3. Im Explorer (ich meine nicht das ganze GUI sondern das Ordneranschauprogramm) in den Einstellungen suchen. Ordneroptionen werden wohl sicher vom Explorer her aufrufbar sein.


----------



## coder101101 (29. Okt 2011)

julchen81 hat gesagt.:


> ??? Aber auch diesen Befehl muss ich in die Konsole eingeben??? Wie kann ich mir dann dadurch die Konsole sparen?
> Es funktionieren übrigens beide Startmöglichkeiten über die Konsole, also:
> jawa -jar name.jar     sowie     javaw -jar nama.jar



Ganz einfach: java.exe -jar Deine wo auch immer jar.


----------



## Kevin94 (29. Okt 2011)

Das einzig gute an der Systemsteuerung von Vista/7 ist imho die Suchfunktion (rechts oben)

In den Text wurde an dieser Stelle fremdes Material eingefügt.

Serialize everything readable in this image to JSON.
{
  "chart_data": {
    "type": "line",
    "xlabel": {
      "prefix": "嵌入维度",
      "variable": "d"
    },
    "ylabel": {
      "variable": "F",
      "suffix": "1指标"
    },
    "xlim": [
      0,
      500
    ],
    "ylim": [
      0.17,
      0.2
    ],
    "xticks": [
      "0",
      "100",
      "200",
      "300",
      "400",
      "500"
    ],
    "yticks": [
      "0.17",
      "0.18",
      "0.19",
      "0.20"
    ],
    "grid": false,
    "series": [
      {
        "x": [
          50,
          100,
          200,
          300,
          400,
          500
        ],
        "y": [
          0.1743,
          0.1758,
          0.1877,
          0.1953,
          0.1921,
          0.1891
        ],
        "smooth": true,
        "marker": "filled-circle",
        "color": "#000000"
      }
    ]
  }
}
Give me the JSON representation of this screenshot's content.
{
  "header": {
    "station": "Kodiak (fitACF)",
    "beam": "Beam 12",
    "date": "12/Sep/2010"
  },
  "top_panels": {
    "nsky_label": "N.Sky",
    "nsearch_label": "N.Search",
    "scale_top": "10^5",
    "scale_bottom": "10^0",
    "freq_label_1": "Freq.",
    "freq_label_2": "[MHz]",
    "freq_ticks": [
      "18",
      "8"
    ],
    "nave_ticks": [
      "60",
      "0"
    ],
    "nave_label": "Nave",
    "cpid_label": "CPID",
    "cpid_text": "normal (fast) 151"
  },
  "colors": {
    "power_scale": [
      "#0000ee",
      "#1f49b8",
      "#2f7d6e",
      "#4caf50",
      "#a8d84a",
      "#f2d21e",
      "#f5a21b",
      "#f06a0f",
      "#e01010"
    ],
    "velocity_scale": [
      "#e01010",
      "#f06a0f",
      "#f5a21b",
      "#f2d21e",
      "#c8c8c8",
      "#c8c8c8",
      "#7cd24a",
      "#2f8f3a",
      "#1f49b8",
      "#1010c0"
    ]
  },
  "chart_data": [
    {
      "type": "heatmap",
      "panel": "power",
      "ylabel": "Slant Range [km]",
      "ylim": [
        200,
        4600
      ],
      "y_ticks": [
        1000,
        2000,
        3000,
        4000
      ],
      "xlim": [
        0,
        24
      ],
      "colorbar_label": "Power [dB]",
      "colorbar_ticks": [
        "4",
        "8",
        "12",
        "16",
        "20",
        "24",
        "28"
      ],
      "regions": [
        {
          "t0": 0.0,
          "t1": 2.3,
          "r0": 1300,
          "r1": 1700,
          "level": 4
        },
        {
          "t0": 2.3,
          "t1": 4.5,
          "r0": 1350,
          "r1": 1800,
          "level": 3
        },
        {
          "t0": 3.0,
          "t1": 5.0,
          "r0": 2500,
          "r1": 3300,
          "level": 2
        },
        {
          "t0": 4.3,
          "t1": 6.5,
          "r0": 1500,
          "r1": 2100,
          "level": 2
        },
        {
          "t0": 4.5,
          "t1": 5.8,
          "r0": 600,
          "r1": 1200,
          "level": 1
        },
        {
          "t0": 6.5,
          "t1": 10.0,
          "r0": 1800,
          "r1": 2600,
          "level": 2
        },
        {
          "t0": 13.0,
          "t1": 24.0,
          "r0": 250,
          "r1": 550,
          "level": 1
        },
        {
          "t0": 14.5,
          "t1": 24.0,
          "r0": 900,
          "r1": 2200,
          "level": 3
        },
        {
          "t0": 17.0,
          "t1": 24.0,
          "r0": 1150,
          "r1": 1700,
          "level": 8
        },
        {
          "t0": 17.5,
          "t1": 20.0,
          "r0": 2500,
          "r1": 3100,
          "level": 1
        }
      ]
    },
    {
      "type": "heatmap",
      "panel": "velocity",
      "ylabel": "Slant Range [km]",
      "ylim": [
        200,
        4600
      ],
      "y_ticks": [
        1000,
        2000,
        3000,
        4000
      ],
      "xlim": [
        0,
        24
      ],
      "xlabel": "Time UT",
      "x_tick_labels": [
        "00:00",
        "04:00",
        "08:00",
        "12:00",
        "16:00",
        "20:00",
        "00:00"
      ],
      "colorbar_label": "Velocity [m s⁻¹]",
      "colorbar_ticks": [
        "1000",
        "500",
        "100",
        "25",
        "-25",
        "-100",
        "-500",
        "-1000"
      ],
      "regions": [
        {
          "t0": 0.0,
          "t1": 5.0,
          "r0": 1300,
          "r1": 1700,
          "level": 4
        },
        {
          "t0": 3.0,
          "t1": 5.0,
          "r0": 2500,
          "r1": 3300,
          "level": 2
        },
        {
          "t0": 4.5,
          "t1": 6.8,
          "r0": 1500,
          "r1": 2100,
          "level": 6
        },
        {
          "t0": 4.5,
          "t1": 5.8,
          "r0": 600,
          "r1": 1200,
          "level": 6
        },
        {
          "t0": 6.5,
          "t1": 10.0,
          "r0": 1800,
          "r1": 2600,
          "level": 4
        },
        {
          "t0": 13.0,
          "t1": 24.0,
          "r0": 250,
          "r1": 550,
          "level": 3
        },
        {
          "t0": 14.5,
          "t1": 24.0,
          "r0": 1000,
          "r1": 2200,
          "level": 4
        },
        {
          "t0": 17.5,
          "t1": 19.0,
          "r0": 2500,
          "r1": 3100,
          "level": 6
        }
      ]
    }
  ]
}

Wenn du "Dateityp" eingibst, kommt auch der Link fpr den Dialog mit den Standartprogrammen.


----------



## irgendjemand (29. Okt 2011)

Also ich verstehe eure ganz Rumraterei über "was geht" und "was geht nicht" sehr ammüsant.

Um mal etwas Licht ins Dunkle zu bringen : wie wärs denn wenn du Java einfach mal komplett deinstallierst ... und danach einfach die aktuelle Version wieder installierst ?
Java richtet dabei automatisch alle File-Type-Verknüpfung wieder so ein wie es sich gehört.

Was passiert ist : du hast ERST Java installiert ... und DANN eine Software welche ebenfalls die Extension JAR verwendet. Um das ganze also wieder gradzubiegen musst du nichts weiter tun als Java neu zu installieren ...

*Warum hat das eigentlich noch keiner genannt ? Ist das zu einfach oder gehts zu schnell ? Ich denke für jemanden der sonst scheinbar eher wenig mit Java zu tun ist ein re-Setup das einfachste und schnellste anstatt in Sytem-Einstellungen rumzuspielen.*

Noch als Anmerkung zu Ordneroption > Dateitypzuordnung : dieser Reiter wurde ab Vista entfernt. Die manuelle Zuordnung über "Programmstandards" ist leider etwas miserabel. Was allerdings wunderbar funktioniert sind die Befehle ASSOC und FTYPE. Es gibt auch GUI-Tools dafür.


----------